Even the public address announcer was getting in on the act. "Look at that little guy go, eh? He's with the American group 'Up With People: A Salute to Parrots.' Parrots, eh, looks more like he's from 'Phoenix.' Ha ha!"

Looking back, that joke was actually pretty funny, though I had trouble appreciating it at the time.

I ran from person to person, pleading for assistance, a bottle of Perrier, anything. But the beak over my face had melted from the heat, so all I could get out was "squawk, squawk," which didn't help my efforts to convince people that this was not part of the show. In fact, the only assistance I got was from the dancers in 'Up Yours, People' who beat me with large, fiberglass pizza slices after a spark from my head set their paper-mache sculpture of John Travolta ablaze.

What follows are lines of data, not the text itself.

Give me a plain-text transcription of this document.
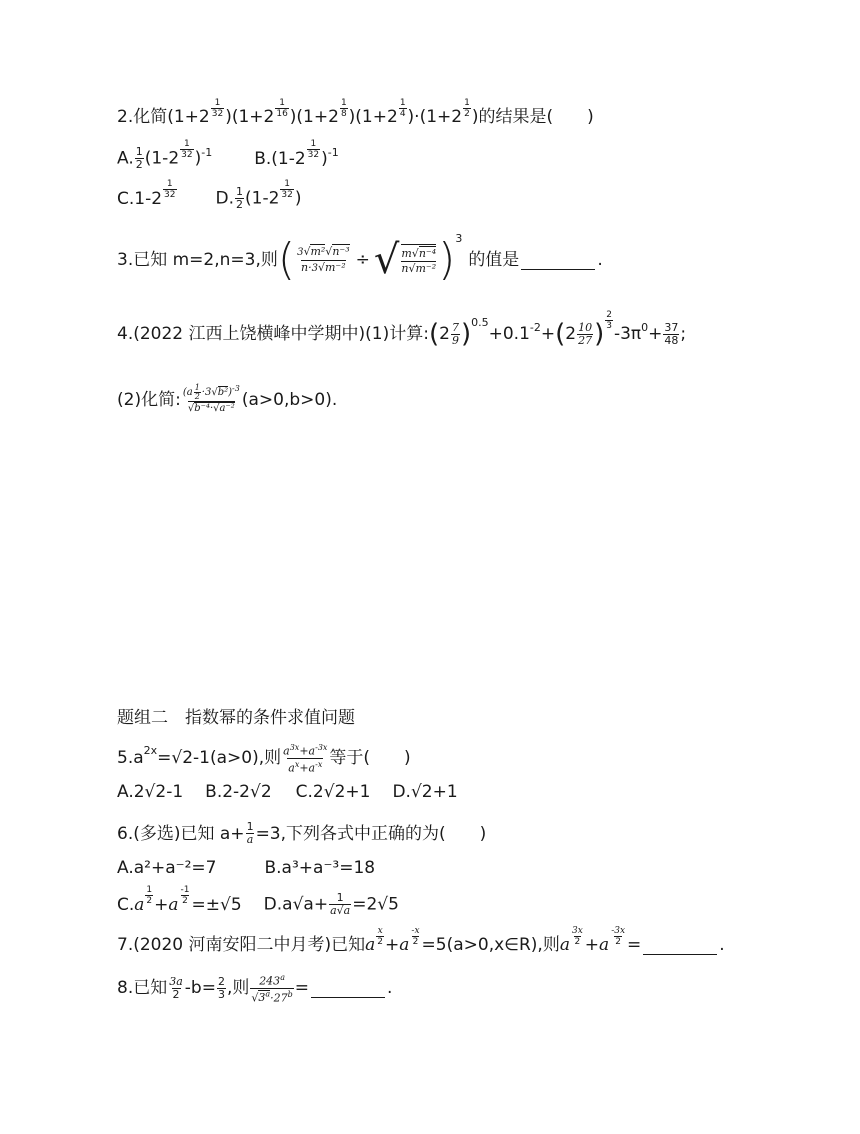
2.化简 $(1+2 \frac{1}{32} )(1+2 \frac{1}{16} )(1+2 \frac{1}{8} )(1+2 \frac{1}{4} )\cdot(1+2 \frac{1}{2}$ ) 的结果是(　　)
A. $\frac{1}{2} (1-2 \frac{1}{32} )^{-1}$ $B.(1-2 \frac{1}{32} )^{-1}$
$C.1-2 \frac{1}{32} D$. $\frac{1}{2} (1-2 \frac{1}{32}$ )
3.已知 m=2,n=3,则 ( $\frac{\text{3√m²√n⁻³}}{\text{n·3√m⁻²}}$ ÷ √ $\frac{\text{m√n⁻⁴}}{\text{n√m⁻²}}$ ) 3
的值是	.
4.(2022 江西上饶横峰中学期中)(1)计算: ( $2 \frac{7}{9}$ ) 0.5
$+0.1^{-2}+$ ( $2 \frac{10}{27}$ ) $\frac{2}{3}$
$-3\pi^0+ \frac{37}{48}$ ;
(2)化简: $\frac{(a \frac{1}{2} \cdot 3√b^2)^{-3}}{\text{√b⁻⁴·√a⁻²}} (a>0,b>0)$.
题组二　指数幂的条件求值问题
5.a 2x =√2-1(a>0),则 $\frac{a^{3x}+a^{-3x}}{a^x+a^{-x}}$ 等于(　　)
A.2√2-1 B.2-2√2 C.2√2+1 D.√2+1
6.(多选)已知 $a+ \frac{1}{a} =3$,下列各式中正确的为(　　)
A.a²+a⁻²=7	B.a³+a⁻³=18
$C.a \frac{1}{2} +a \frac{-1}{2} =\pm√5$ $D.a√a+ \frac{1}{a√a} =2√5$
7.(2020 河南安阳二中月考)已知 a $\frac{x}{2} + a \frac{-x}{2}$ =5(a>0,x∈R),则 a $\frac{3x}{2} + a \frac{-3x}{2}$ =	.
8.已知 $\frac{3a}{2} -b= \frac{2}{3}$ ,则 $\frac{243^a}{√3^a\cdot 27^b}$ =	.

Unfortunately, their beatings only succeeded in spreading the fire to my wings.

Still running and begging for help, I spotted a large white cauldron on top of a raised platform. Thinking there was a chance that it was filled with water, I headed straight for it as fast as my blazing wings would take me. Praying that sweet relief was just seconds away, I ran up the steps and launched myself into the air.

I awoke to find myself in the burn unit at Calgary General, which qualifies as a hospital only because people sometimes die inside its walls. Standing at my bedside were my good friends Cristo, the 'Up With People' choreographer, Sylvester Stallone, action superstar, and for some reason, Betty White of Golden Girls fame.

They gently explained that the cauldron I had dived into had been filled not with water, but with natural gas. Unwittingly, I had lit the Olympic torch with my flaming head.

Neil Young, famous Canadian and intended torch lighter, has never forgiven me for stealing his thunder.